Continuous Integration infrastructure may be virtual or physical, ranging from simple xAMP servers to elastic cloud based services. Changes from team members will either be pushed or pulled into an Integration Stream accessed or managed by the Continuous Integration Environment.
Development teams will need to create and change continuous integration environments dynamically and so they are best provisioned as part of Platform-as-a-Service.
Continuous Integration refers to the practice of continuously applying quality assurance to software, applying small amounts of effort frequently in contrast to traditional practices of applying a large amount of integration and quality assurance effort at the end of a project, phase or timebox.
Continuous Integration involves building the product repeatedly, as often as after every change in an Integration Stream or woskspace performing some level of quality assurance to establish a basic level of Done such as "Unit Tested".
It may not always be practical for every developer to do a resource intensive build and unit test run in their own development environment, sometimes doing a team build and unit-test run is more appropriate in a Continuous Integration Environment. Doing a team build and running automated quality control activities whenever there's a change to the code is Continuous Integration.
To implement the Continuous Integration practice there needs to be a team based view of the software source assets in an Integration Stream, typically provided by a version control system, an automated build and automated tests, or other quality control functions. There is some value in just doing an automated build whenever the code changes as it ensures that the code at least compiles, but the real value comes from adding quality control to the build process.
Some of the advantages of Continuous Integration include:
- When a unit/test or build fails the team can revert to the previous bug free state without wasting time debugging, simply re-implementing a small change
- Developers detect and fix integration problems continuously
- Early warning of broken/incompatible code or versions
- Immediate unit testing of all changes
- Constant availability of the “current” and “last good” build for testing, demonstration or promotion to release and live environments
Some minor percieved disadvantages include:
- Initial set up time to configure build service and build
- Good coverage and well-designed unit tests are required to achieve quality benefits
However, these are not real disadvantages since any amount of automated integration and quality activity pays for itself many times over.
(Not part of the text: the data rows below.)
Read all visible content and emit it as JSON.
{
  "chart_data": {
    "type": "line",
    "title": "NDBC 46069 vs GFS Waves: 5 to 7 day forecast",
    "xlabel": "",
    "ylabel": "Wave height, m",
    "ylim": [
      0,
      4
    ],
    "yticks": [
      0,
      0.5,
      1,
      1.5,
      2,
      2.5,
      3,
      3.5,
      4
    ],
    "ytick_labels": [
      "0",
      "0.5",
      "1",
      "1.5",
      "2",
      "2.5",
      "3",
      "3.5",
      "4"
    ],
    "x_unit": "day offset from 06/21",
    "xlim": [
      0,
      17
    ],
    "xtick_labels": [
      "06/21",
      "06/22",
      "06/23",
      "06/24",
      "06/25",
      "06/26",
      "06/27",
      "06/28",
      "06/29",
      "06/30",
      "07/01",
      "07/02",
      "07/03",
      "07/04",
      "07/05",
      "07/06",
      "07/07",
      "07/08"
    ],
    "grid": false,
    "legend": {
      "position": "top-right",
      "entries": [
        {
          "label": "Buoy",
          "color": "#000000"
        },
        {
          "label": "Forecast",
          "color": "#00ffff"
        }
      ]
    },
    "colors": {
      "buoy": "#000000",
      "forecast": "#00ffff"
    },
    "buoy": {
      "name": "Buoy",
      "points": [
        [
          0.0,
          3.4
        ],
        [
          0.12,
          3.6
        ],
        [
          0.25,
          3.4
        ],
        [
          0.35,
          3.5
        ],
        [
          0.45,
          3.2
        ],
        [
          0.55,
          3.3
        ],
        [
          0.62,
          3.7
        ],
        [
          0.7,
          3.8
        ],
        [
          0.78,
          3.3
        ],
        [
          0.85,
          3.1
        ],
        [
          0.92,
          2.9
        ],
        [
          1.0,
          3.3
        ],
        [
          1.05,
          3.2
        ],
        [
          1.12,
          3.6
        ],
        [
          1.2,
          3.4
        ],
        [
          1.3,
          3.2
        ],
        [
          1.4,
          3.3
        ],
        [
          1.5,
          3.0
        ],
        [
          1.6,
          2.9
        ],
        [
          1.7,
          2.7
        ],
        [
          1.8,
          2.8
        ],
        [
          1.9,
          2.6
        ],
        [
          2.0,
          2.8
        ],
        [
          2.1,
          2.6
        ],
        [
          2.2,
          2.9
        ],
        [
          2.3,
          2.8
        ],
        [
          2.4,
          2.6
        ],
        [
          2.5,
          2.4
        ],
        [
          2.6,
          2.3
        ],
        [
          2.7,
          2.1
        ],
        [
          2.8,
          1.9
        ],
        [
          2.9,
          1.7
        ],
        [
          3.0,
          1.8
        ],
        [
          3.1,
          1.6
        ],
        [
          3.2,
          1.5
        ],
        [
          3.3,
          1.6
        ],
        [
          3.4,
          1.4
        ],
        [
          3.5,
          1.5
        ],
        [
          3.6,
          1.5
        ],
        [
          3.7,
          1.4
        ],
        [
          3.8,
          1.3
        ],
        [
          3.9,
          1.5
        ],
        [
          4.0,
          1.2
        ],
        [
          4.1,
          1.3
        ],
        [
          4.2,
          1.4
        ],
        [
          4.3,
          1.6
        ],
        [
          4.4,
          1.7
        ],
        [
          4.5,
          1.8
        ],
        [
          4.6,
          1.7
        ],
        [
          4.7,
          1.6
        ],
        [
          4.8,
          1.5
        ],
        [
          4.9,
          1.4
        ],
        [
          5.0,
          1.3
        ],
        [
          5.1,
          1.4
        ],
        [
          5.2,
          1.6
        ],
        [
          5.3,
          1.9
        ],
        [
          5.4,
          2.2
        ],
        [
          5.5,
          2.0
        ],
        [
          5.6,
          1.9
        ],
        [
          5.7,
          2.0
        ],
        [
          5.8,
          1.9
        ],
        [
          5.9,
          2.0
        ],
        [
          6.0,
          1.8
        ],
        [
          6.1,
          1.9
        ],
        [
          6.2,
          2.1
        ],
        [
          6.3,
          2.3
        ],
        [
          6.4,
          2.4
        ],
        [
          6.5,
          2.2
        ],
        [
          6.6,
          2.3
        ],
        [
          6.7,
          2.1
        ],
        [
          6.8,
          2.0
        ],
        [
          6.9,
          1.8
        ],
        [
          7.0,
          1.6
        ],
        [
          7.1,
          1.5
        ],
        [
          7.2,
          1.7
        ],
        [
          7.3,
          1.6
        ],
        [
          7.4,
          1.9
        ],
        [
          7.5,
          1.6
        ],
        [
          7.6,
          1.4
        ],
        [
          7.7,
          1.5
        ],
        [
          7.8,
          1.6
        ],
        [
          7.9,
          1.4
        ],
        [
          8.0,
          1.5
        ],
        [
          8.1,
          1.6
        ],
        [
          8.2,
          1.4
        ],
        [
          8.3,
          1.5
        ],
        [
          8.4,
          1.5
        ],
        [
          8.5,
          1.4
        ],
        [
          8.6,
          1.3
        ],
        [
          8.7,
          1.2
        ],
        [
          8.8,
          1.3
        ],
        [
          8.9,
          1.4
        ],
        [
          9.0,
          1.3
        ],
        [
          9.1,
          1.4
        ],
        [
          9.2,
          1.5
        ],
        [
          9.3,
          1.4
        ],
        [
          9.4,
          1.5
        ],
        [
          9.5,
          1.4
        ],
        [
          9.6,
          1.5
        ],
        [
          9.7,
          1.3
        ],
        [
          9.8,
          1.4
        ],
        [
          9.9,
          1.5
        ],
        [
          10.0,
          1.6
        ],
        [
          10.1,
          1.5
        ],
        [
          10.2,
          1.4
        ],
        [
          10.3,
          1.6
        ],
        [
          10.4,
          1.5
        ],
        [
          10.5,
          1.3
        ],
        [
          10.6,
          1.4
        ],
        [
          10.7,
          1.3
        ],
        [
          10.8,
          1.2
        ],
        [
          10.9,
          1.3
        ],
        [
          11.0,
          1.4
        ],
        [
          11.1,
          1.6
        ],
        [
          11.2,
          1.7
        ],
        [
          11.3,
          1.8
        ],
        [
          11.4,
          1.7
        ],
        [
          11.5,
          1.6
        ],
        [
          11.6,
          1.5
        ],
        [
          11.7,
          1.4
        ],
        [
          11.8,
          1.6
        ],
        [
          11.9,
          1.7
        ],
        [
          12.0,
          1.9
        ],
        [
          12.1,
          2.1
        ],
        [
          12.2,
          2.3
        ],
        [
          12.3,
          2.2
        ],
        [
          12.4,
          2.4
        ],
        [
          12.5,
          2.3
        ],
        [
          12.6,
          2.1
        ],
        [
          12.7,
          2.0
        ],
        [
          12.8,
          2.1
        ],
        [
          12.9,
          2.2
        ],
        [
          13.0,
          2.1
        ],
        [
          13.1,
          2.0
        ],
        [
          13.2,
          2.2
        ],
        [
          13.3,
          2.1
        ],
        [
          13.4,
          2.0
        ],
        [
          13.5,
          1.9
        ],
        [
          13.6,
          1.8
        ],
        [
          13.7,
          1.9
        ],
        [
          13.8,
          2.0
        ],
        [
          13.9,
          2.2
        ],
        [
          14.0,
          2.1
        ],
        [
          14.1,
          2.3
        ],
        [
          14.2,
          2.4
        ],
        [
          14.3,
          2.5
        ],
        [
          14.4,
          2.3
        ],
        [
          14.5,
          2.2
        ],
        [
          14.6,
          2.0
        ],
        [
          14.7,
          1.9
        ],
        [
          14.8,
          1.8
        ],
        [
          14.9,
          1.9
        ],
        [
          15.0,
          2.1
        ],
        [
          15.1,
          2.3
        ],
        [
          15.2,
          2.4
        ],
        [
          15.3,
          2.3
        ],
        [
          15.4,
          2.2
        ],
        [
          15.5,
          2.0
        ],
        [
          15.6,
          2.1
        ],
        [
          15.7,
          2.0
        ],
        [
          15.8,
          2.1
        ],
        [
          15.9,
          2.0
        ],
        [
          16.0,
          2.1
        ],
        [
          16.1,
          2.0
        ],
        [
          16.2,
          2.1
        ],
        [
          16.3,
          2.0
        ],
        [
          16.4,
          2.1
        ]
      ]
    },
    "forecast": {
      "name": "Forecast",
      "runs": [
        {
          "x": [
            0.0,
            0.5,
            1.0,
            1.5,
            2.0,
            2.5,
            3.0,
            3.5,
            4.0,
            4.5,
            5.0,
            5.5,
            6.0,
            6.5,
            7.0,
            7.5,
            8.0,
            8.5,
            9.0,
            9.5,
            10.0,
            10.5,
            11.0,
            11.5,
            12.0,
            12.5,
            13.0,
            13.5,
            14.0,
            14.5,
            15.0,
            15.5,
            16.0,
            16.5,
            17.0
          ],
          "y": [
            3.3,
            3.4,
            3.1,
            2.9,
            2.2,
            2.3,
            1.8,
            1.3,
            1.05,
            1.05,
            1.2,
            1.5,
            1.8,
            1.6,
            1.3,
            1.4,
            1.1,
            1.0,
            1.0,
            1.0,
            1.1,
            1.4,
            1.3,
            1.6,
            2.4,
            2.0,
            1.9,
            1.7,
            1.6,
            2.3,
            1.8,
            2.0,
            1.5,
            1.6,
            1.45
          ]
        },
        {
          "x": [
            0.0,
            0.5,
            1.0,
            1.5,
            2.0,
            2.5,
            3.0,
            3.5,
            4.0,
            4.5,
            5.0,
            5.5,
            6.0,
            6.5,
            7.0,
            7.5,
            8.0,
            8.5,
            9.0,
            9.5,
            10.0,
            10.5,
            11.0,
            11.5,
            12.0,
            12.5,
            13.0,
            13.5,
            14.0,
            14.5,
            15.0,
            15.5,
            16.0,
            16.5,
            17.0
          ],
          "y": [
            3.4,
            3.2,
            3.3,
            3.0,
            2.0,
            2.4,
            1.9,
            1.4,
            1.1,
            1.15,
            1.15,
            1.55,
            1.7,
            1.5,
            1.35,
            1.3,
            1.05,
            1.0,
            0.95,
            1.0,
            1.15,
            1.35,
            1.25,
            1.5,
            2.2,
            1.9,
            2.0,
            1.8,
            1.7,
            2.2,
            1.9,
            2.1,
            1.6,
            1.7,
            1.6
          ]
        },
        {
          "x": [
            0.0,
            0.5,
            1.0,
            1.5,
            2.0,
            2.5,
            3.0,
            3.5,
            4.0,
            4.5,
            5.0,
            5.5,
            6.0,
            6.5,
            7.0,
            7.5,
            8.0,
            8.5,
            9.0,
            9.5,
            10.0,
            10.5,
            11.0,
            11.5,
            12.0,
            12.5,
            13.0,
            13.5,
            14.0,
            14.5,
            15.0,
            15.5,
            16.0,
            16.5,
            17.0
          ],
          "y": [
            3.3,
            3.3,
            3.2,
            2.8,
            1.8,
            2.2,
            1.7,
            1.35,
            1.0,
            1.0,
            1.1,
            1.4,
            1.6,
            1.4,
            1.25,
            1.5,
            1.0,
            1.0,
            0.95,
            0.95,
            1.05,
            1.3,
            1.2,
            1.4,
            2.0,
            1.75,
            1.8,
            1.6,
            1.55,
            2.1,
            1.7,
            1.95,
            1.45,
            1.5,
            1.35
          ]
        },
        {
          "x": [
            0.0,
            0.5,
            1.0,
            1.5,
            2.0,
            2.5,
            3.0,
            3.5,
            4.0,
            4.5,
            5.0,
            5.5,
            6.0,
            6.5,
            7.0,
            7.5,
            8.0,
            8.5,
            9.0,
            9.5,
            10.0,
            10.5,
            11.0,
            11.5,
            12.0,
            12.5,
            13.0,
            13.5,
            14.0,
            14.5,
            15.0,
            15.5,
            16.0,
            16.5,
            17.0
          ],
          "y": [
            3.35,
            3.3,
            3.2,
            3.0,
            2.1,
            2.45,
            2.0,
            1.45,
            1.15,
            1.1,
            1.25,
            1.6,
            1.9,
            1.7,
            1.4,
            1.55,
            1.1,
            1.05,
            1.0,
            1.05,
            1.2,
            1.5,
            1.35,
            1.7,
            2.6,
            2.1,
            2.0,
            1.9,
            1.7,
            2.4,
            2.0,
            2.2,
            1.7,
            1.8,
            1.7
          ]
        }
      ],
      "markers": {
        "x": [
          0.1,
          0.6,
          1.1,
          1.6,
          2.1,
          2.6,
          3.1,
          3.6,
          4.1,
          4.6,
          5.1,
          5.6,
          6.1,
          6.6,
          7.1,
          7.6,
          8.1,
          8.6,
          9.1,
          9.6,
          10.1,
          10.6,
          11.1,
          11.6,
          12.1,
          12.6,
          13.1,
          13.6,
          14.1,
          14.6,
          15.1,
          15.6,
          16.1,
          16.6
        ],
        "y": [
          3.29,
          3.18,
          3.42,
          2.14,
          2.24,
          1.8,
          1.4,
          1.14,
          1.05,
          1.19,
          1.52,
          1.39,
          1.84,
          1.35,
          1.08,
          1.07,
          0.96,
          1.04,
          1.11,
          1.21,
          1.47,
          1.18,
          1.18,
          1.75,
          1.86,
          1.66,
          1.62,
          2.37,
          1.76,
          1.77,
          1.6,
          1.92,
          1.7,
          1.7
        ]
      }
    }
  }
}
Complete coverage is not required, and indeed is a practically unobtainable goal in anything non-trivial. If reality you can't afford not setup a decent build process.
We strongly recommend implementing Continuous Integration wherever possible as automation of an early feedback loop. In our experience the costs of initial set up has always been far outweighed by the quality benefits even without extensive unit tests.
Integration Streams combine the output of multiple developers, and/or from multiple contributing teams in acomplicated or complex system. They also provide a staging mechanism for testing prior to promotion from "build" to "release" enabling progression through the levels of done. Integration Streams are typically implemented as "streams" or "branches" in version control tooling.